Besides the financial incentive to downsize, there is the ecological impact. A smaller space requires less lighting. Our climate in Southern California allows us to forgo heating and cooling costs. The tiny jr-sized fridge will be much more efficient. The lack of a parking space and the high walk-score of the neighborhood inspired me to finally let go of the car. The location two blocks from the food Co-Op will (hopefully) inspire us to shop more frequently and eat fresh foods instead of stocking the pantry with convenience food. The large window garden will let us grow our own salad greens and herbs. (as long as I don't kill them)

The thing I'm looking most forward to, and dreading at the same time, is the physical downsizing. While we don't have a huge amount of stuff, we managed to accumulate an entire closet full of art supplies and tools. We have 8 bicycles plus a bicycle built for two. A suitcase plus a shelf full of camping gear, and all manner of other odds and ends. A lot of this stuff will not fit into our tiny new place. We're in the process of making some very tough decisions about what will move with us and what will be donated to friends, Goodwill, and freecycle.

I have always enjoyed de-cluttering, but this will force me to step up my game. It will require us to really think about what is important to us and keep only objects that help us to shape our lives to meet those priorities. As we go through boxes, we have to think about the meaning we attach to objects and determine if it is the object, or the idea it represents that is what we cherish. I'm hoping our more streamlined lifestyle at the new apartment will help to reduce stress and encourage us to value each other even more than we already do.
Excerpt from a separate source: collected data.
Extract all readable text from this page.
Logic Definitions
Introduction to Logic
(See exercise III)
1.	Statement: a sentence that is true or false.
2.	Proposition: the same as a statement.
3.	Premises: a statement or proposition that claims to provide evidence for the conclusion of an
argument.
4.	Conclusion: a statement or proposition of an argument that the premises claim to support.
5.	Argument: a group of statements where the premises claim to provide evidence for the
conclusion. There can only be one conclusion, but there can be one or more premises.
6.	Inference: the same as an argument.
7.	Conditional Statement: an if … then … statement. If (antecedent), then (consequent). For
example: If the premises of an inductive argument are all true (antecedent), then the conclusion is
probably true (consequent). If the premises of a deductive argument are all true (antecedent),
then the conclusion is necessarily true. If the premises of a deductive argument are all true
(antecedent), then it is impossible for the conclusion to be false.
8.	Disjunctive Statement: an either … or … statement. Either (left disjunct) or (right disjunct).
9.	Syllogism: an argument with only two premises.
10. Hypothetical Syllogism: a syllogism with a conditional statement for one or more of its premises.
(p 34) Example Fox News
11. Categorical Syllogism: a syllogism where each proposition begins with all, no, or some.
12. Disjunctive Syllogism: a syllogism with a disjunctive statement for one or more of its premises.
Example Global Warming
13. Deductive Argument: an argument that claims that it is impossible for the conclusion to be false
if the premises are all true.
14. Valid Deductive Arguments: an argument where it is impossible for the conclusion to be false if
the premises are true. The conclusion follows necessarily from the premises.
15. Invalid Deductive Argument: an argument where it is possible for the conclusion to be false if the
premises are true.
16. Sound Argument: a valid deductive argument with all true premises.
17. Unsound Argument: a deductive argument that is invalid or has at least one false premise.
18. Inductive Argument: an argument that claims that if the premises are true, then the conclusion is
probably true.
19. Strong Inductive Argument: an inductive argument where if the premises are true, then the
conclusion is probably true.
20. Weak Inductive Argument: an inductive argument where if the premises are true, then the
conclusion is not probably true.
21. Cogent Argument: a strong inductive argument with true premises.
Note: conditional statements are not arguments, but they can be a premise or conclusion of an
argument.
Overall I'm very excited about the move. I'm making a game plan on how to get everything packed and moved and cleaned and donated. I'm trying to figure out how best to move the worm bin and where to put it once it is moved, and trying to pull together Craigslist posts for the bicycles we're selling. In 1 month, we'll be totally tucked into our new tiny home.
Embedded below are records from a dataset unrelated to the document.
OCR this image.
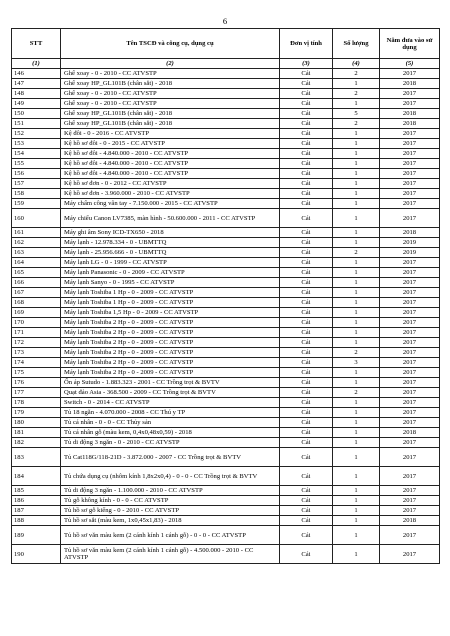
6
STT	Tên TSCĐ và công cụ, dụng cụ	Đơn vị tính	Số lượng	Năm đưa vào sử dụng
(1)	(2)	(3)	(4)	(5)
146	Ghế xoay - 0 - 2010 - CC ATVSTP	Cái	2	2017
147	Ghế xoay HP_GL101B (chân sắt) - 2018	Cái	1	2018
148	Ghế xoay - 0 - 2010 - CC ATVSTP	Cái	2	2017
149	Ghế xoay - 0 - 2010 - CC ATVSTP	Cái	1	2017
150	Ghế xoay HP_GL101B (chân sắt) - 2018	Cái	5	2018
151	Ghế xoay HP_GL101B (chân sắt) - 2018	Cái	2	2018
152	Kệ đôi - 0 - 2016 - CC ATVSTP	Cái	1	2017
153	Kệ hồ sơ đôi - 0 - 2015 - CC ATVSTP	Cái	1	2017
154	Kệ hồ sơ đôi - 4.840.000 - 2010 - CC ATVSTP	Cái	1	2017
155	Kệ hồ sơ đôi - 4.840.000 - 2010 - CC ATVSTP	Cái	1	2017
156	Kệ hồ sơ đôi - 4.840.000 - 2010 - CC ATVSTP	Cái	1	2017
157	Kệ hồ sơ đơn - 0 - 2012 - CC ATVSTP	Cái	1	2017
158	Kệ hồ sơ đơn - 3.960.000 - 2010 - CC ATVSTP	Cái	1	2017
159	Máy chấm công vân tay - 7.150.000 - 2015 - CC ATVSTP	Cái	1	2017
160	Máy chiếu Canon LV7385, màn hình - 50.600.000 - 2011 - CC ATVSTP	Cái	1	2017
161	Máy ghi âm Sony ICD-TX650 - 2018	Cái	1	2018
162	Máy lạnh - 12.978.334 - 0 - UBMTTQ	Cái	1	2019
163	Máy lạnh - 25.956.666 - 0 - UBMTTQ	Cái	2	2019
164	Máy lạnh LG - 0 - 1999 - CC ATVSTP	Cái	1	2017
165	Máy lạnh Panasonic - 0 - 2009 - CC ATVSTP	Cái	1	2017
166	Máy lạnh Sanyo - 0 - 1995 - CC ATVSTP	Cái	1	2017
167	Máy lạnh Toshiba 1 Hp - 0 - 2009 - CC ATVSTP	Cái	1	2017
168	Máy lạnh Toshiba 1 Hp - 0 - 2009 - CC ATVSTP	Cái	1	2017
169	Máy lạnh Toshiba 1,5 Hp - 0 - 2009 - CC ATVSTP	Cái	1	2017
170	Máy lạnh Toshiba 2 Hp - 0 - 2009 - CC ATVSTP	Cái	1	2017
171	Máy lạnh Toshiba 2 Hp - 0 - 2009 - CC ATVSTP	Cái	1	2017
172	Máy lạnh Toshiba 2 Hp - 0 - 2009 - CC ATVSTP	Cái	1	2017
173	Máy lạnh Toshiba 2 Hp - 0 - 2009 - CC ATVSTP	Cái	2	2017
174	Máy lạnh Toshiba 2 Hp - 0 - 2009 - CC ATVSTP	Cái	3	2017
175	Máy lạnh Toshiba 2 Hp - 0 - 2009 - CC ATVSTP	Cái	1	2017
176	Ổn áp Sutudo - 1.883.323 - 2001 - CC Trồng trọt & BVTV	Cái	1	2017
177	Quạt đảo Asia - 368.500 - 2009 - CC Trồng trọt & BVTV	Cái	2	2017
178	Switch - 0 - 2014 - CC ATVSTP	Cái	1	2017
179	Tủ 18 ngăn - 4.070.000 - 2008 - CC Thú y TP	Cái	1	2017
180	Tủ cá nhân - 0 - 0 - CC Thủy sản	Cái	1	2017
181	Tủ cá nhân gỗ (màu kem, 0,4x0,48x0,59) - 2018	Cái	1	2018
182	Tủ di động 3 ngăn - 0 - 2010 - CC ATVSTP	Cái	1	2017
183	Tủ Cat118G/118-21D - 3.872.000 - 2007 - CC Trồng trọt & BVTV	Cái	1	2017
184	Tủ chứa dụng cụ (nhôm kính 1,8x2x0,4) - 0 - 0 - CC Trồng trọt & BVTV	Cái	1	2017
185	Tủ di động 3 ngăn - 1.100.000 - 2010 - CC ATVSTP	Cái	1	2017
186	Tủ gỗ không kính - 0 - 0 - CC ATVSTP	Cái	1	2017
187	Tủ hồ sơ gỗ kiếng - 0 - 2010 - CC ATVSTP	Cái	1	2017
188	Tủ hồ sơ sắt (màu kem, 1x0,45x1,83) - 2018	Cái	1	2018
189	Tủ hồ sơ văn màu kem (2 cánh kính 1 cánh gỗ) - 0 - 0 - CC ATVSTP	Cái	1	2017
190	Tủ hồ sơ văn màu kem (2 cánh kính 1 cánh gỗ) - 4.500.000 - 2010 - CC ATVSTP	Cái	1	2017
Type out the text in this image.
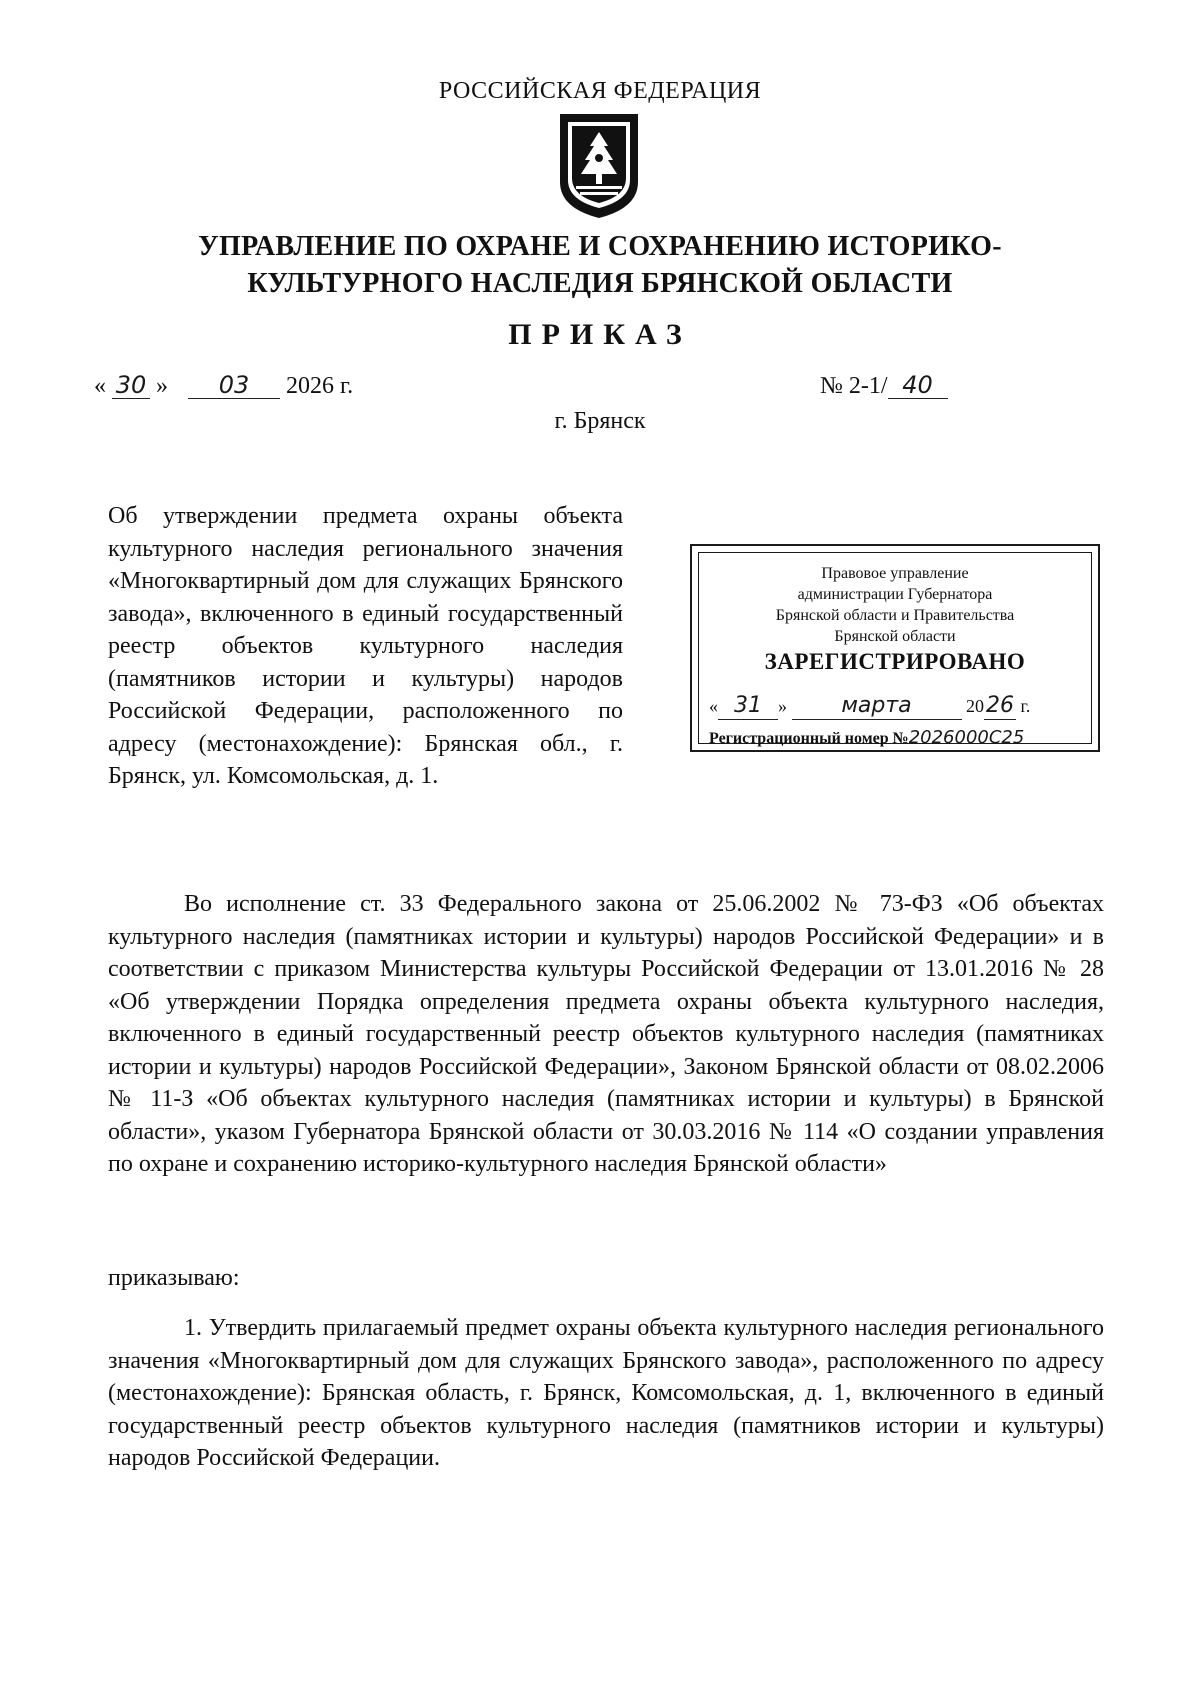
РОССИЙСКАЯ ФЕДЕРАЦИЯ
УПРАВЛЕНИЕ ПО ОХРАНЕ И СОХРАНЕНИЮ ИСТОРИКО-
КУЛЬТУРНОГО НАСЛЕДИЯ БРЯНСКОЙ ОБЛАСТИ
ПРИКАЗ
« 30 » 03 2026 г.	№ 2-1/ 40
г. Брянск
Об утверждении предмета охраны объекта культурного наследия регионального значения «Многоквартирный дом для служащих Брянского завода», включенного в единый государственный реестр объектов культурного наследия (памятников истории и культуры) народов Российской Федерации, расположенного по адресу (местонахождение): Брянская обл., г. Брянск, ул. Комсомольская, д. 1.
Правовое управление
администрации Губернатора
Брянской области и Правительства
Брянской области
ЗАРЕГИСТРИРОВАНО
« 31 » марта	2026 г.
Регистрационный номер №2026000С25
Во исполнение ст. 33 Федерального закона от 25.06.2002 № 73-ФЗ «Об объектах культурного наследия (памятниках истории и культуры) народов Российской Федерации» и в соответствии с приказом Министерства культуры Российской Федерации от 13.01.2016 № 28 «Об утверждении Порядка определения предмета охраны объекта культурного наследия, включенного в единый государственный реестр объектов культурного наследия (памятниках истории и культуры) народов Российской Федерации», Законом Брянской области от 08.02.2006 № 11-З «Об объектах культурного наследия (памятниках истории и культуры) в Брянской области», указом Губернатора Брянской области от 30.03.2016 № 114 «О создании управления по охране и сохранению историко-культурного наследия Брянской области»
приказываю:
1. Утвердить прилагаемый предмет охраны объекта культурного наследия регионального значения «Многоквартирный дом для служащих Брянского завода», расположенного по адресу (местонахождение): Брянская область, г. Брянск, Комсомольская, д. 1, включенного в единый государственный реестр объектов культурного наследия (памятников истории и культуры) народов Российской Федерации.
Thursday, January 13, 2011


My husband and I have both been vegan for years, but we're also environmentalists. The "but" is significant. We have found things that are friendly to animals are not always so friendly to the earth. This has posed an ethical dilemma.

For example, a pair of synthetic boots does not contribute to animal suffering. It eliminates the need for the abusive factory farming techniques that hurt the cows, workers at processing plants, and local water sources which are polluted by the concentrated animal waste. At first glance, this seems like an ideal solution for animals and the earth. However, when I think of how the boots were made and how they'll be disposed of when they are beyond repair, I have to reconsider. Synthetic leather is basically plastic, a petroleum product. It doesn't take a genius to know that plastic is bad for the earth. It never biodegrades and can create other chemical problems during the manufacturing process.
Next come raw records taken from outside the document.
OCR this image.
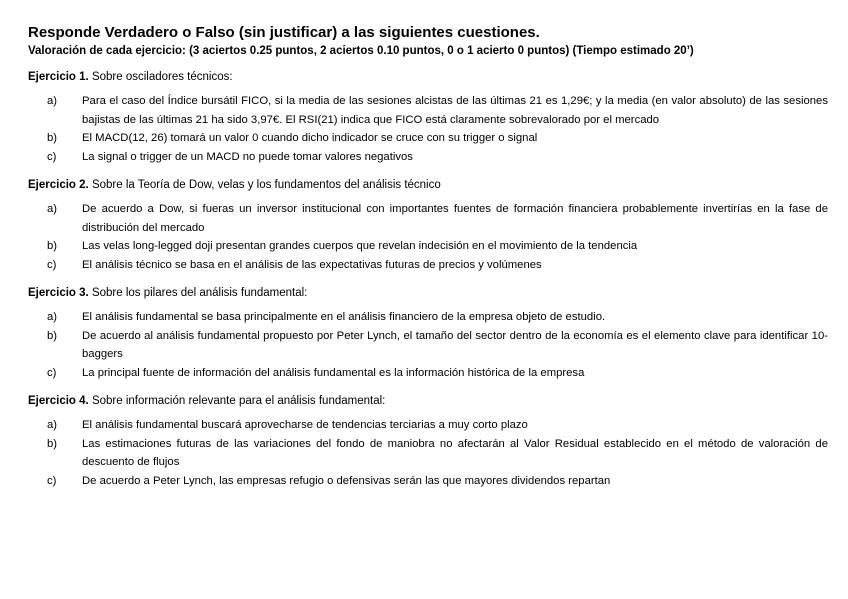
Responde Verdadero o Falso (sin justificar) a las siguientes cuestiones.
Valoración de cada ejercicio: (3 aciertos 0.25 puntos, 2 aciertos 0.10 puntos, 0 o 1 acierto 0 puntos) (Tiempo estimado 20’)
Ejercicio 1. Sobre osciladores técnicos:
a)	Para el caso del Índice bursátil FICO, si la media de las sesiones alcistas de las últimas 21 es 1,29€; y la media (en valor absoluto) de las sesiones bajistas de las últimas 21 ha sido 3,97€. El RSI(21) indica que FICO está claramente sobrevalorado por el mercado
b)	El MACD(12, 26) tomará un valor 0 cuando dicho indicador se cruce con su trigger o signal
c)	La signal o trigger de un MACD no puede tomar valores negativos
Ejercicio 2. Sobre la Teoría de Dow, velas y los fundamentos del análisis técnico
a)	De acuerdo a Dow, si fueras un inversor institucional con importantes fuentes de formación financiera probablemente invertirías en la fase de distribución del mercado
b)	Las velas long-legged doji presentan grandes cuerpos que revelan indecisión en el movimiento de la tendencia
c)	El análisis técnico se basa en el análisis de las expectativas futuras de precios y volúmenes
Ejercicio 3. Sobre los pilares del análisis fundamental:
a)	El análisis fundamental se basa principalmente en el análisis financiero de la empresa objeto de estudio.
b)	De acuerdo al análisis fundamental propuesto por Peter Lynch, el tamaño del sector dentro de la economía es el elemento clave para identificar 10-baggers
c)	La principal fuente de información del análisis fundamental es la información histórica de la empresa
Ejercicio 4. Sobre información relevante para el análisis fundamental:
a)	El análisis fundamental buscará aprovecharse de tendencias terciarias a muy corto plazo
b)	Las estimaciones futuras de las variaciones del fondo de maniobra no afectarán al Valor Residual establecido en el método de valoración de descuento de flujos
c)	De acuerdo a Peter Lynch, las empresas refugio o defensivas serán las que mayores dividendos repartan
So which do we choose? The leather that kills a cow but biodegrades? The synthetic that stops the suffering but never breaks down?

This dilemma also extends to other products: down vs synthetic sleeping bags, wool or polypropylene base layers, even local unprocessed honey vs vegan sweeteners that come from across the country and are processed.

The compromise I have come up with so far for the leather dilemma is to purchase secondhand leather boots at thrift stores. I don't know if that is fully vegan or not. My rationale is that I'm not contributing to the demand for new leather, I'm recycling, and the boots will eventually break down. However, I am contributing to the secondary market for leather, making it perhaps more valuable new since it has a resale value. I'm also contributing to demand if someone sees my boots, thinks I'm totally stylish, and heads to Nordstrom to buy them new. Hey, it could happen!

I've also purchased SmartWool products, which are made from the wool of more ethically farmed sheep. This stuff works better and lasts longer than synthetic alternatives, but still gnaws at my conscience.

I don't think there is a solution that will solve both problems. There will there always be shades of gray. Trying our best seems to be all we can do.

Please comment respectfully and intelligently.